41924076 commented 7 months ago

Thank you for your reply! Have a nice day!

41924076 commented 6 months ago

Hello, sorry to bother you. I'd like to try reproducing the training of m2bert on loco v0 or v1 with 2048 length.

According to your information and the paper, m2bert loco v0 was trained with OPL loss. However, the main branch on GitHub does not provide a training command with parameter value (https://github.com/HazyResearch/m2/blob/main/bert/EMBEDDINGS.md#training), and the code does not include OPL loss.

Additionally, I noticed that the jonsf branch (https://github.com/HazyResearch/m2/tree/jonsf-patch-1) includes OPL loss, but I'm unsure if the gather_loco_training_example in the jonsf branch is available for OPL loss.
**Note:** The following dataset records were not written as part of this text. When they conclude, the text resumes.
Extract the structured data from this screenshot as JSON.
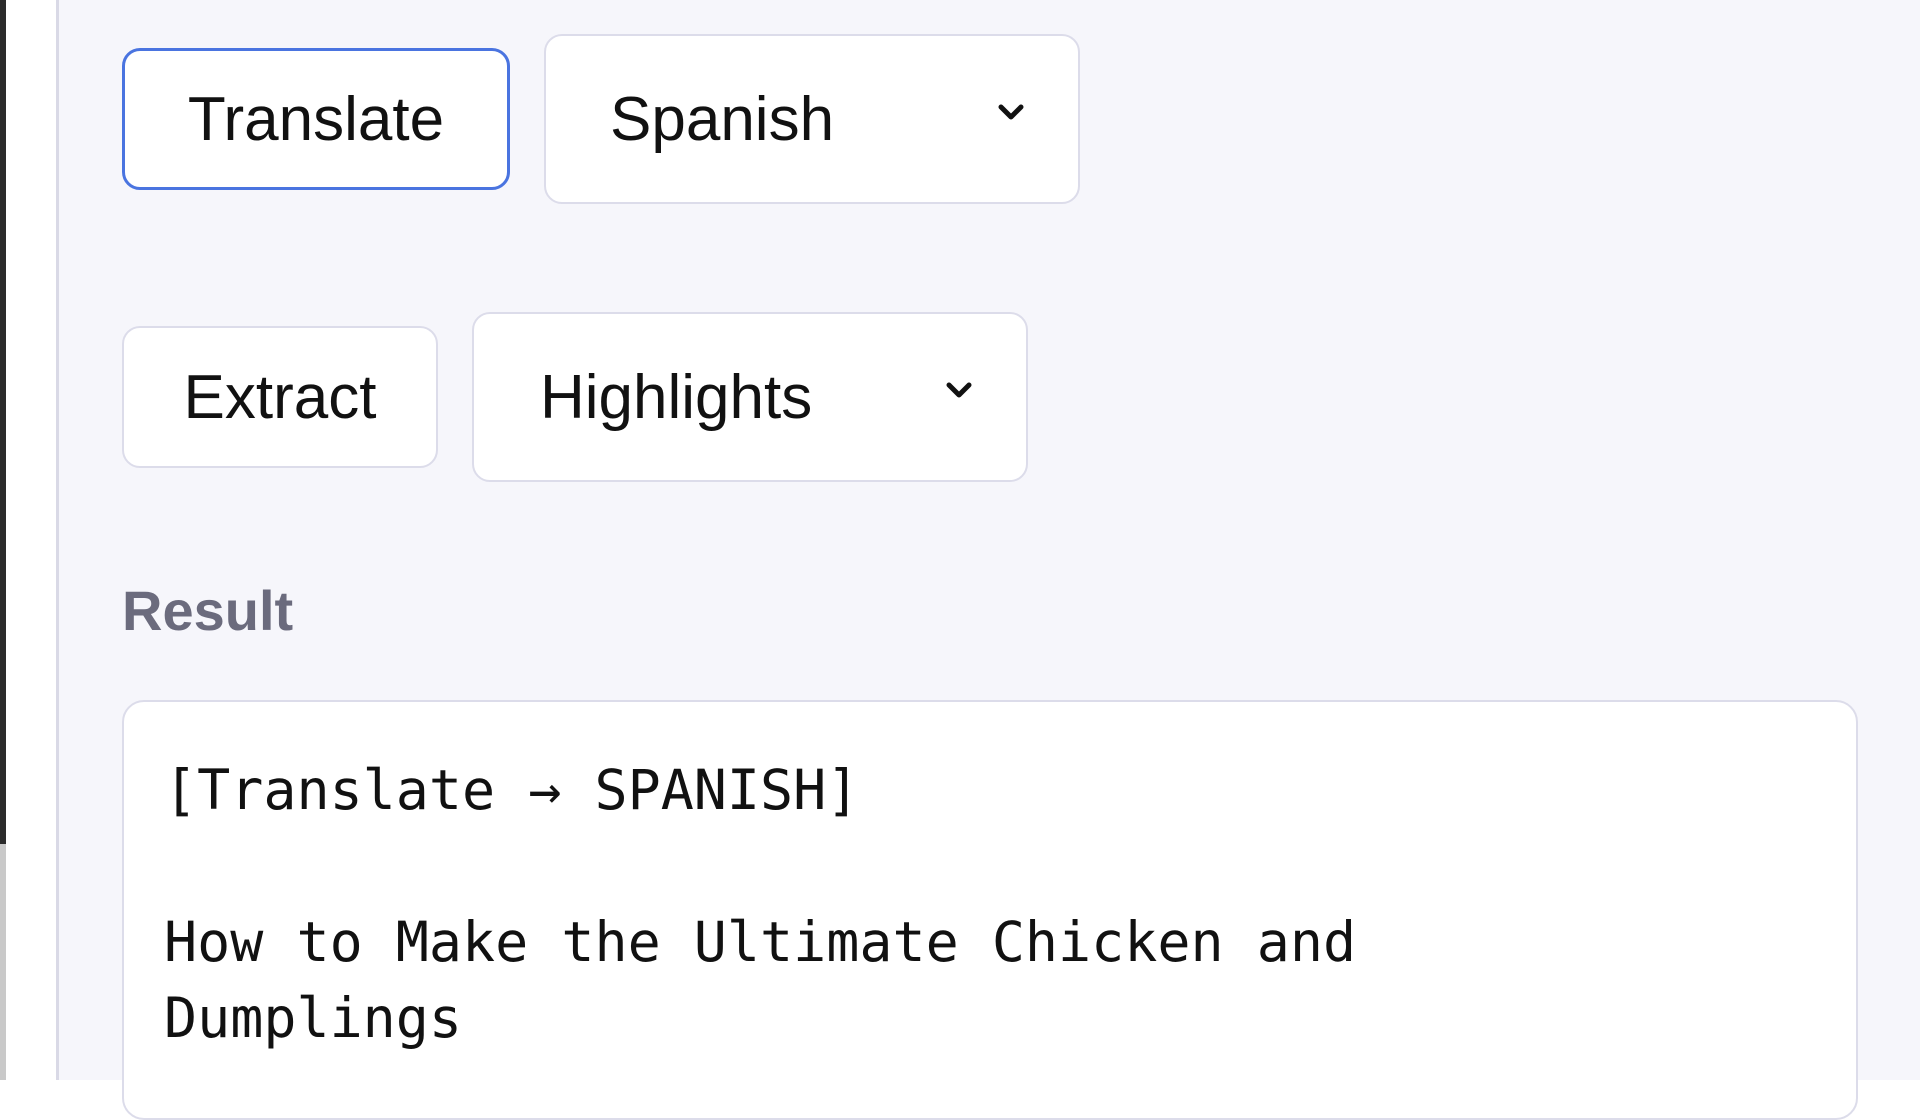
{
  "actions": {
    "translate": {
      "button_label": "Translate",
      "selected_option": "Spanish"
    },
    "extract": {
      "button_label": "Extract",
      "selected_option": "Highlights"
    }
  },
  "result": {
    "label": "Result",
    "header_line": "[Translate → SPANISH]",
    "title_line_1": "How to Make the Ultimate Chicken and",
    "title_line_2": "Dumplings"
  },
  "icons": {
    "dropdown": "chevron-down-icon"
  },
  "colors": {
    "focus_border": "#4a74e0",
    "panel_background": "#f6f6fb",
    "label_text": "#6b6b7d"
  }
}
The training script provided in the jonsf branch (https://github.com/HazyResearch/m2/blob/jonsf-patch-1/bert/EMBEDDINGS.md#training) also uses GradCache's multiple_negatives_ranking_loss instead of OPL, can this command produce good results similar to those mentioned in the paper?
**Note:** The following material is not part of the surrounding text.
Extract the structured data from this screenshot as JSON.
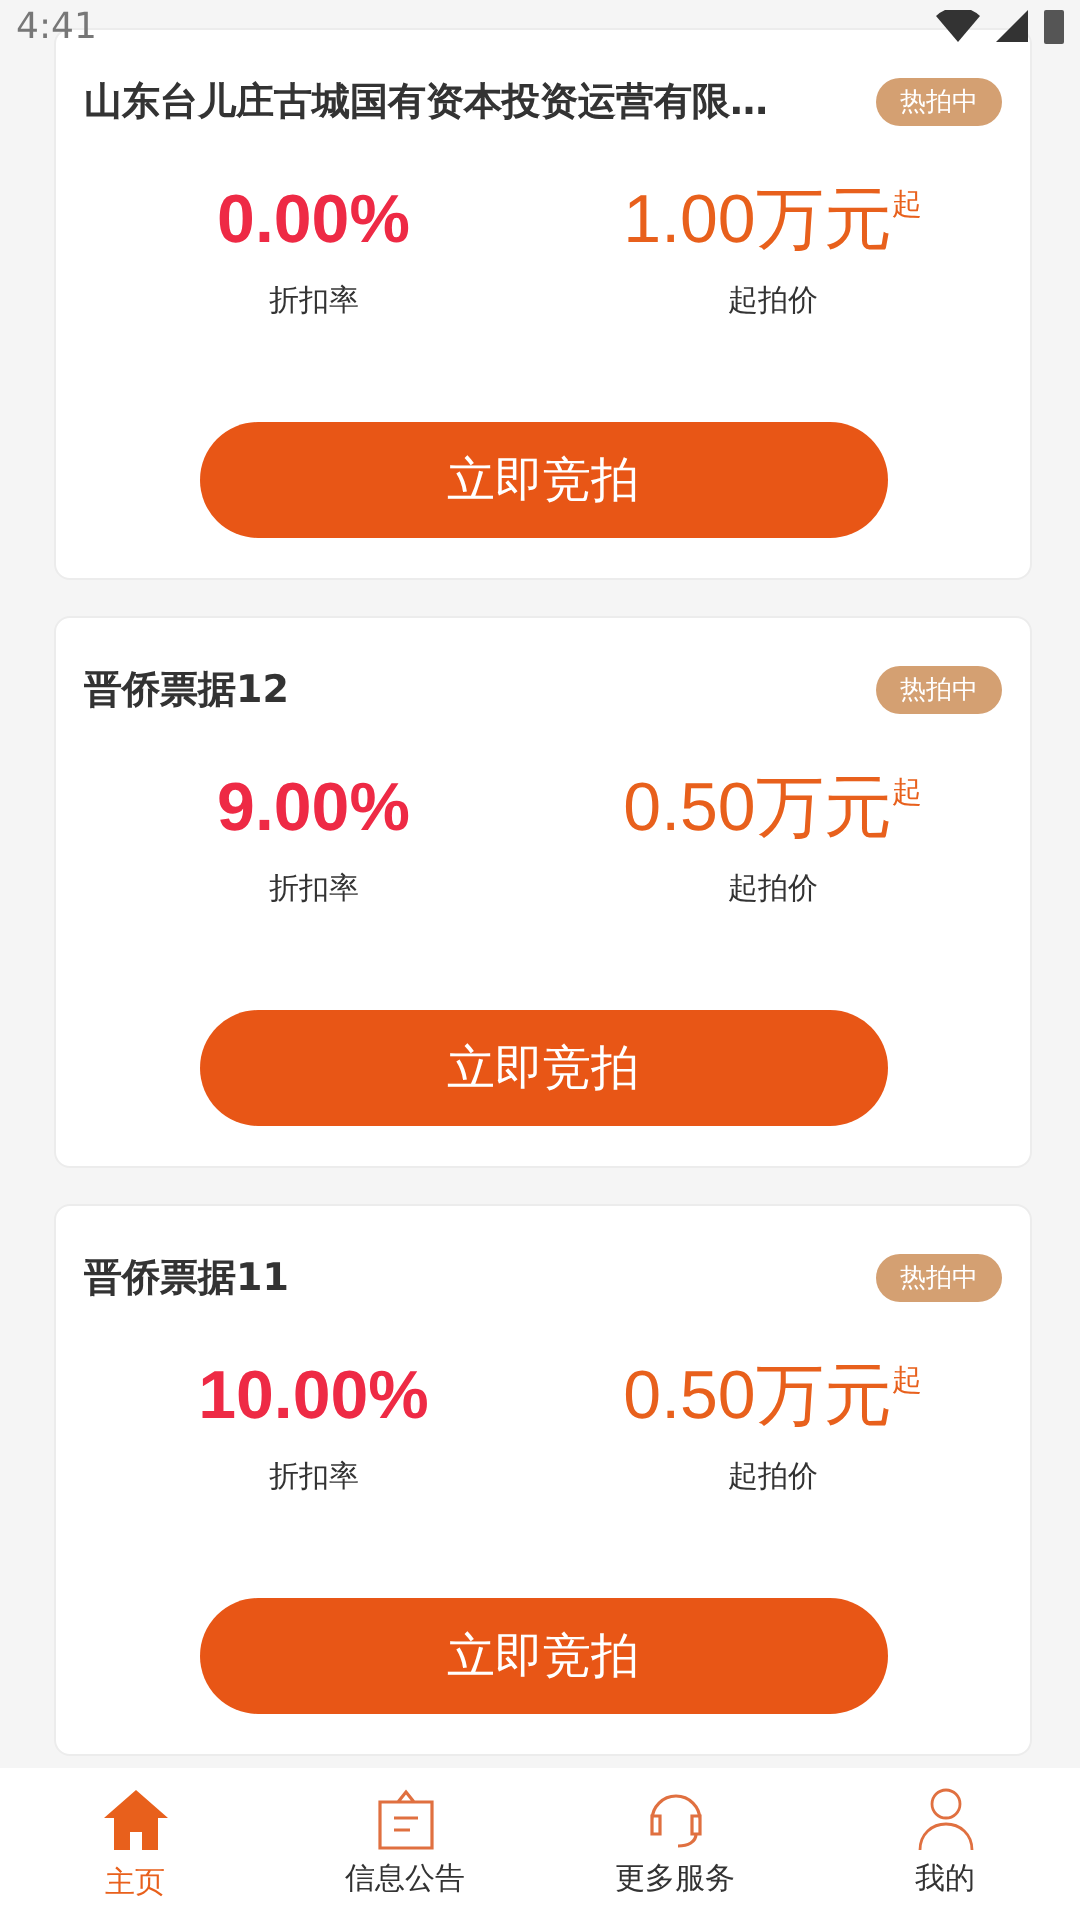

If it's convenient for you, could you please provide a OPL (or multiple_negatives_ranking) loss training script that can roughly reproduce public checkpoint?
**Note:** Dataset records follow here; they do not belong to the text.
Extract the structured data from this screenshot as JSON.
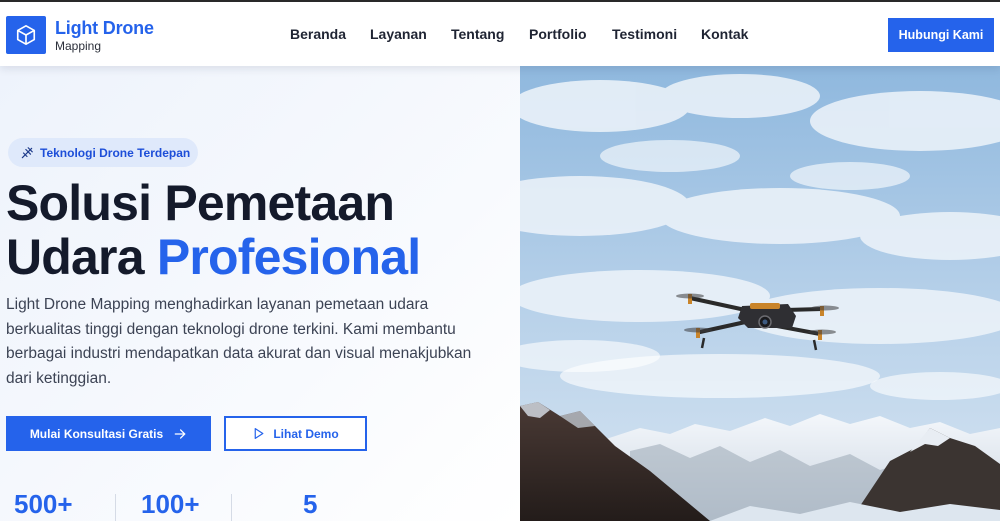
{
  "brand": {
    "title": "Light Drone",
    "subtitle": "Mapping",
    "logo_icon": "cube-icon",
    "accent_color": "#2563eb"
  },
  "nav": {
    "items": [
      {
        "label": "Beranda"
      },
      {
        "label": "Layanan"
      },
      {
        "label": "Tentang"
      },
      {
        "label": "Portfolio"
      },
      {
        "label": "Testimoni"
      },
      {
        "label": "Kontak"
      }
    ],
    "cta_label": "Hubungi Kami"
  },
  "hero": {
    "badge_icon": "drone-icon",
    "badge_text": "Teknologi Drone Terdepan",
    "headline_line1": "Solusi Pemetaan",
    "headline_line2_plain": "Udara",
    "headline_line2_accent": "Profesional",
    "description": "Light Drone Mapping menghadirkan layanan pemetaan udara berkualitas tinggi dengan teknologi drone terkini. Kami membantu berbagai industri mendapatkan data akurat dan visual menakjubkan dari ketinggian.",
    "primary_button": "Mulai Konsultasi Gratis",
    "primary_button_icon": "arrow-right-icon",
    "secondary_button": "Lihat Demo",
    "secondary_button_icon": "play-icon",
    "stats": [
      {
        "value": "500+"
      },
      {
        "value": "100+"
      },
      {
        "value": "5"
      }
    ],
    "image_subject": "drone flying over snowy mountains"
  }
}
jonsaadfalcon commented 6 months ago

Hello, in the jonsf branch, we include both OPL and multiple negatives ranking loss (MNRL) with grad caching. You can use either for training your own checkpoints of M2-BERT-2k.

We are currently exploring improved training techniques with both loss functions so we will be sure to share which turns out better! Thanks!

41924076 commented 6 months ago

thank you for your reply!!!

sorenmc commented 5 months ago

Hi, thank you for publishing your results and sharing your training code! It looks like you are importing orthogonal passage loss (OPL) as sentence_transformers.losses.OrthogonalPassageLoss. However when i check sentence transformers they don't have this loss, so I'm assuming this is a fork of sentence_transformers, that you haven't shared?

From above and your paper it sounds like you are doing something like below pseduo_code

def opl_loss(model, query, documents, labels):
    q_embedding = model(query)
    d_embeddings = model(documents) # 1 positive + 32 randomly sampled negatives
    pairwise_cosine_sim = cosine_sim(q_embedding, d_embeddings)
    loss = mse(pairwise_cosine_sim, labels)
    return loss

Does this sound about right?

jonsaadfalcon commented 5 months ago

Yes, we have a fork of the SentenceTransformers code base, in which we add orthogonal projection loss (OPL). We include the instructions for importing it in the M2 codebase but here is the link to the codebase.

Let me know if you have any further questions!

sorenmc commented 5 months ago

Thank you for the quicky reply. This is exactly what I was looking for.